Berikut pertimbangan yang bisa Bunda lakukan setelah korban jatuh kemungkinan patah tulang.

  • Nyeri dahsyat dai area benturan, semakin jelek jika digerakkan.
  • Bengkak dan memar yang muncul sigap setelah benturan.
  • Bentuk personil tubuh terlihat berbeda alias tidak normal (deformitas).
  • Tidak bisa menggerakkan alias menopang berat badan
  • Terasa alias terdengar bunyi 'krak' saat kejadian jatuh

Jangan melakukan perubahan posisi mendadak alias perubahan posisi signifikan lantaran berisiko memperparah kondisi patah tulang.

  1. Lakukan: Imobilisasi - jangan paksa digerakkan.
  2. Jangan: Meluruskan alias menarik tulang yang patah.
  3. Ke RS untuk X-Ray: Diagnosis pasti hanya lewat foto X-Ray.

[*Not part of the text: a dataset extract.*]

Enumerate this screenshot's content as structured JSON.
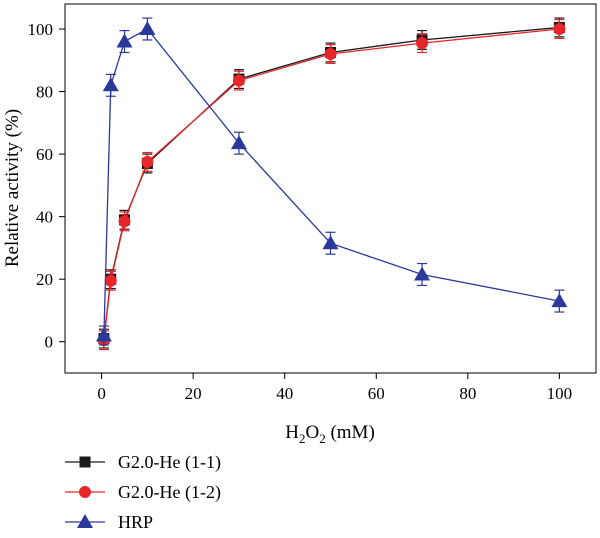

Jika menemukan luka terbuka, maka hal-hal yang kudu dilakukan adalah:

  1. Tekan dengan kain bersih untuk menghentikan perdarahan.
  2. Jangan cabut barang yang menancap di dalam luka.
  3. Bilas luka ringan dengan air bersih mengalir.
  4. Tutup dengan perban bersih - jangan kapas langsung ke luka

Pada lansia, kulit tipis membikin luka mudah berdarah dan susah sembuh. Oleh lantaran itu segera periksakan ke dokter.

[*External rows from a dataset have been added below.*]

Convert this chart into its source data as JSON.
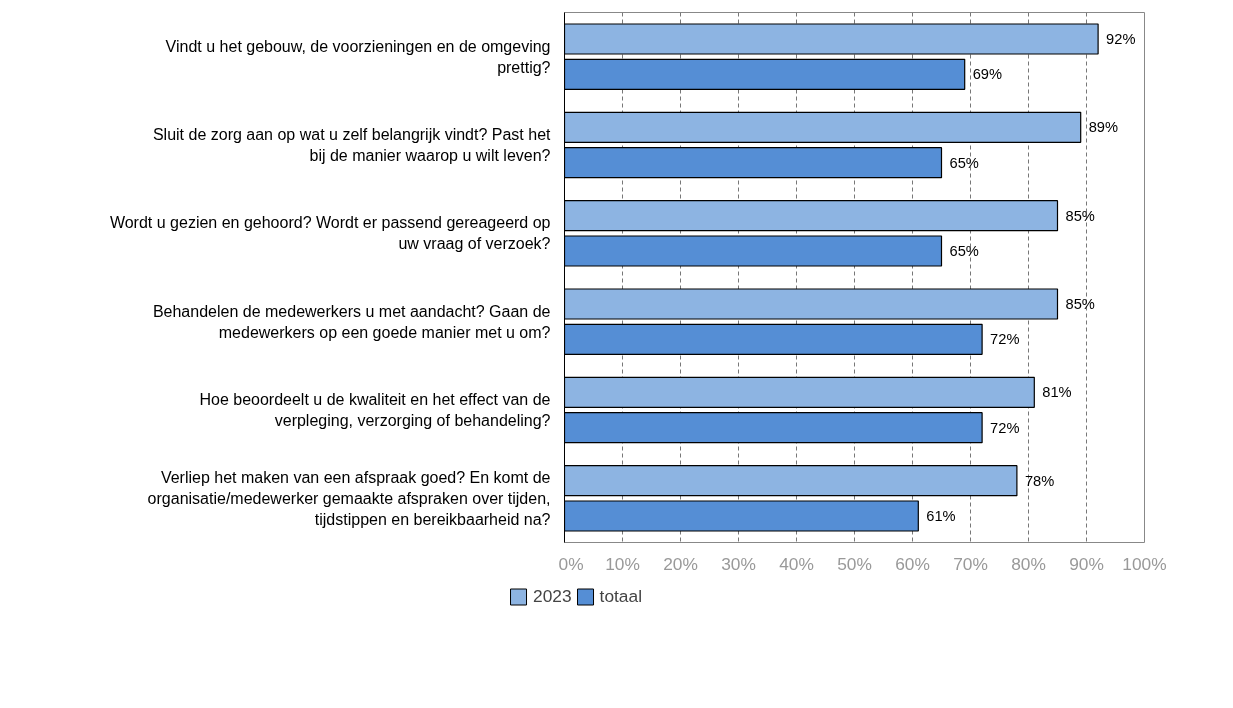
{
  "chart_data": {
    "type": "bar",
    "orientation": "horizontal",
    "categories": [
      "Vindt u het gebouw, de voorzieningen en de omgeving prettig?",
      "Sluit de zorg aan op wat u zelf belangrijk vindt? Past het bij de manier waarop u wilt leven?",
      "Wordt u gezien en gehoord? Wordt er passend gereageerd op uw vraag of verzoek?",
      "Behandelen de medewerkers u met aandacht? Gaan de medewerkers op een goede manier met u om?",
      "Hoe beoordeelt u de kwaliteit en het effect van de verpleging, verzorging of behandeling?",
      "Verliep het maken van een afspraak goed? En komt de organisatie/medewerker gemaakte afspraken over tijden, tijdstippen en bereikbaarheid na?"
    ],
    "series": [
      {
        "name": "2023",
        "color": "#8db4e2",
        "values": [
          92,
          89,
          85,
          85,
          81,
          78
        ],
        "value_labels": [
          "92%",
          "89%",
          "85%",
          "85%",
          "81%",
          "78%"
        ]
      },
      {
        "name": "totaal",
        "color": "#558ed5",
        "values": [
          69,
          65,
          65,
          72,
          72,
          61
        ],
        "value_labels": [
          "69%",
          "65%",
          "65%",
          "72%",
          "72%",
          "61%"
        ]
      }
    ],
    "xlim": [
      0,
      100
    ],
    "xticks": [
      {
        "value": 0,
        "label": "0%"
      },
      {
        "value": 10,
        "label": "10%"
      },
      {
        "value": 20,
        "label": "20%"
      },
      {
        "value": 30,
        "label": "30%"
      },
      {
        "value": 40,
        "label": "40%"
      },
      {
        "value": 50,
        "label": "50%"
      },
      {
        "value": 60,
        "label": "60%"
      },
      {
        "value": 70,
        "label": "70%"
      },
      {
        "value": 80,
        "label": "80%"
      },
      {
        "value": 90,
        "label": "90%"
      },
      {
        "value": 100,
        "label": "100%"
      }
    ],
    "grid": "x",
    "legend": "bottom"
  }
}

Jika menemukan cedera kepala, maka hal-hal yang kudu dilakukan adalah:

  • Pingsan alias susah dibangunkan: Darurat, hubungi 119!
  • Muntah berulang setelah benturan: Segera ke IGD
  • Sakit kepala dahsyat makin parah: Jangan diremehkan

Penanganan terjatuh

Berikut penanganan yang bisa Bunda lakukan:

  1. Pastikan keamanan.
    Jauhkan dari ancaman (jalan raya, api, air). Amankan diri Bunda dahulu.
  2. Nilai respons korban.
    Panggil dengan keras. Tepuk pundak perlahan. Cek pernapasan.
  3. Hubungi support (119).
    Segera jika tidak sadar, tidak bernapas, alias dicurigai patah tulang berat.
  4. Stabilkan posisi. 
    Bila berprasangka cedera tulang belakang/leher: pertahankan posisi sampai support tiba.
  5. Bantu duduk alias berdiri (bila aman)
    Tidak ada cedera serius: bantu perlahan ke duduk dahulu, baru berdiri.
  6. Pantau dan dokumentasi.
    Catat waktu, kondisi, dan gejala. Sampaikan komplit ke petugas medis.

Kapan kudu ke IGD?

Segera ke IGD atau hubungi 119 jika Bunda mendapati perihal berikut:

  • Tidak sadar. Pingsan lebih dari 1 menit alias tidak bisa dibangunkan.
  • Tidak bernapas alias pernapasan sangat tidak teratur.
  • Perdarahan banyak yang tidak berakhir dalam 10 menit penekanan
  • Kejang-kejang setelah jatuh.
  • Kelemahan alias meninggal rasa mendadak satu sisi tubuh (tanda stroke?).

Bagi Bunda yang mau sharing soal parenting dan bisa dapat banyak giveaway, yuk join organisasi Kincai Media Squad. Daftar klik di SINI. Gratis!